Propane demand was 15 percent to 30 percent above normal for New England, says Anderson, who issued 22 email alerts – her all-time high – for different hours-of-service (HOS) waivers. The region needed one to get through the first half of March.
“We don’t abuse the hours-of-service waivers here in New England,” she says. “We still make safety a priority, but we need them because we have weather all winter long.”
To keep up with demand this past winter, New England had to use all of the storage assets and supply resources available to it – and then some.
Anderson calls the marine terminals in Newington, New Hampshire, and Providence, Rhode Island, a lifeblood for New England and says rail companies like the Vermont Rail System should don superhero capes for the good work they do for the industry.
When supply got tight, however, companies were forced to travel “halfway across the country for spot product in February,” says Anderson, naming a long list of states, including Texas, Missouri and Michigan. “That’s crazy.”
In the end, she says, marketers did a “tremendous job” balancing inventories and coordinating with their transport groups on when to get more product. Some had to shortfill tanks in February to keep up with demand.
“The industry did a phenomenal job this year taking care of their customers,” Anderson adds. “It was the first real winter we’ve had in 10 years.”

▶ Warm in the West
While the cold weather in the East had some industry members conjuring up memories of the polar vortex winter of 2013-14, those in the West were wondering what all the hubbub from their propane peers was about.
That’s because Oregon, Nevada, Arizona, Utah, Wyoming, Colorado, New Mexico, Texas and Oklahoma all had their warmest meteorological winters on record, measuring from December through February, according to the National Oceanic and Atmospheric Administration’s National Centers for Environmental Information, which has records back to 1895, AccuWeather reported. Montana, Idaho, California, Nebraska and Kansas had their second-warmest winters on record.
“It’s been untraditionally warm – not a lot of snow, and the degree-days are way off from average,” says Clark of the RMPA, composed of Idaho, Montana, Utah and Wyoming. He also oversees Colorado and New Mexico.

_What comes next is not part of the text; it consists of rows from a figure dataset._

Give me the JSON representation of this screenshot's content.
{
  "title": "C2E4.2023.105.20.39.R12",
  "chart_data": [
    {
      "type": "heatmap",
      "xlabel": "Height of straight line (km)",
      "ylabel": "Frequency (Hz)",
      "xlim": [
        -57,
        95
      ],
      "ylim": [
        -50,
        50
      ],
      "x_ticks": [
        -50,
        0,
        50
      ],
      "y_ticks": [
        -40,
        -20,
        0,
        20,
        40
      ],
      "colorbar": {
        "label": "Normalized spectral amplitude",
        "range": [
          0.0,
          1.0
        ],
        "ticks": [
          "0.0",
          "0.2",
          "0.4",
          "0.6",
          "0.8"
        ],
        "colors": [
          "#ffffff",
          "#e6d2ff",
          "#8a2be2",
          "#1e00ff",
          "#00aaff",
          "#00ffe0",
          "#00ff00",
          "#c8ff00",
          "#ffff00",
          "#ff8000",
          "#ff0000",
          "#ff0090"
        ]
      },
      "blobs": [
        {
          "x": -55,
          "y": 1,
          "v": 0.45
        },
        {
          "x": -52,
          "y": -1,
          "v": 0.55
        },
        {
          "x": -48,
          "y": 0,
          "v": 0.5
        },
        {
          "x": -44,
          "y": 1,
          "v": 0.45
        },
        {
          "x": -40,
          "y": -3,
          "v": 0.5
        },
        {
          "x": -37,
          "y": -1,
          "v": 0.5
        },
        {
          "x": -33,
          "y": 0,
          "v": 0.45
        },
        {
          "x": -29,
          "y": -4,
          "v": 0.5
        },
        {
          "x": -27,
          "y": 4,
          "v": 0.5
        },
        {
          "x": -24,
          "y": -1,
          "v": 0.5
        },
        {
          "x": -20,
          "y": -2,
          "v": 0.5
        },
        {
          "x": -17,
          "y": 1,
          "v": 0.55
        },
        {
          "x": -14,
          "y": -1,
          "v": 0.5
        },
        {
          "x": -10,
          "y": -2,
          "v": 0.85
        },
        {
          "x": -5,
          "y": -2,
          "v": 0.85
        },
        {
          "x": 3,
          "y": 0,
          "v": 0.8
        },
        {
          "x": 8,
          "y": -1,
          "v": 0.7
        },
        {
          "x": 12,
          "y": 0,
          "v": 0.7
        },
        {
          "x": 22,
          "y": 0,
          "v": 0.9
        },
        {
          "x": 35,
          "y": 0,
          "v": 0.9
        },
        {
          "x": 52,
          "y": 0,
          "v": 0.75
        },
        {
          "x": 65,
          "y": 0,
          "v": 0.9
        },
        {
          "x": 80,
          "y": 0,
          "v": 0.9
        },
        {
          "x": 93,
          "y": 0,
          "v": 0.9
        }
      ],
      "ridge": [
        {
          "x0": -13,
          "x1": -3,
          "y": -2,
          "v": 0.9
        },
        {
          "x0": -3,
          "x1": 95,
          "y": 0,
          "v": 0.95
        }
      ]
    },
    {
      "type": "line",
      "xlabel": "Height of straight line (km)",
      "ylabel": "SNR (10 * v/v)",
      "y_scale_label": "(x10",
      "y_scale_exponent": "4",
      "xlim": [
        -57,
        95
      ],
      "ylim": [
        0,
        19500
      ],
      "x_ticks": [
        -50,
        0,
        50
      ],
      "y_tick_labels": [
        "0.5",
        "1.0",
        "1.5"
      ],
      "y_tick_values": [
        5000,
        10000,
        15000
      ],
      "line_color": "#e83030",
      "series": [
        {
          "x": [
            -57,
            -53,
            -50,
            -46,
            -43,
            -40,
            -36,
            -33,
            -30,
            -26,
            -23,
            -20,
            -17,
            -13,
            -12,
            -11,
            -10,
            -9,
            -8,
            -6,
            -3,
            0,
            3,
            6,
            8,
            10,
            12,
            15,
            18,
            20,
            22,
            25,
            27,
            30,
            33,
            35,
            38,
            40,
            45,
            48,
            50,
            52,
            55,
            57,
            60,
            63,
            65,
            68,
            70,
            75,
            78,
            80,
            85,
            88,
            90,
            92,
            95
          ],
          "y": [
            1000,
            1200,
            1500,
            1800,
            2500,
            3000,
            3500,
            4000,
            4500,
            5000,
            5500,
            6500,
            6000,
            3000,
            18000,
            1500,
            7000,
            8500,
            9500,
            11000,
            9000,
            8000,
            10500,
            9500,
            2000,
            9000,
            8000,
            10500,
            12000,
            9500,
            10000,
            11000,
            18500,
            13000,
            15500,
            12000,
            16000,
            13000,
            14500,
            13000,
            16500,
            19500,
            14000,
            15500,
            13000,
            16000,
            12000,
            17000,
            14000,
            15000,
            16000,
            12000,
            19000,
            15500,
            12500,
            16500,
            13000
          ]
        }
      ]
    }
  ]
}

Clark says the ski industry, with snowpack measurements and customer counts, is a good barometer of winter weather conditions.
“Those resorts are saying it hasn’t been this warm since ’77,” he says. “Some resorts didn’t get to open at all this year. The local lake by my house [north of Salt Lake City] is usually frozen by Christmas. It didn’t freeze at all. They were still letting boaters on the lake in the middle of February.”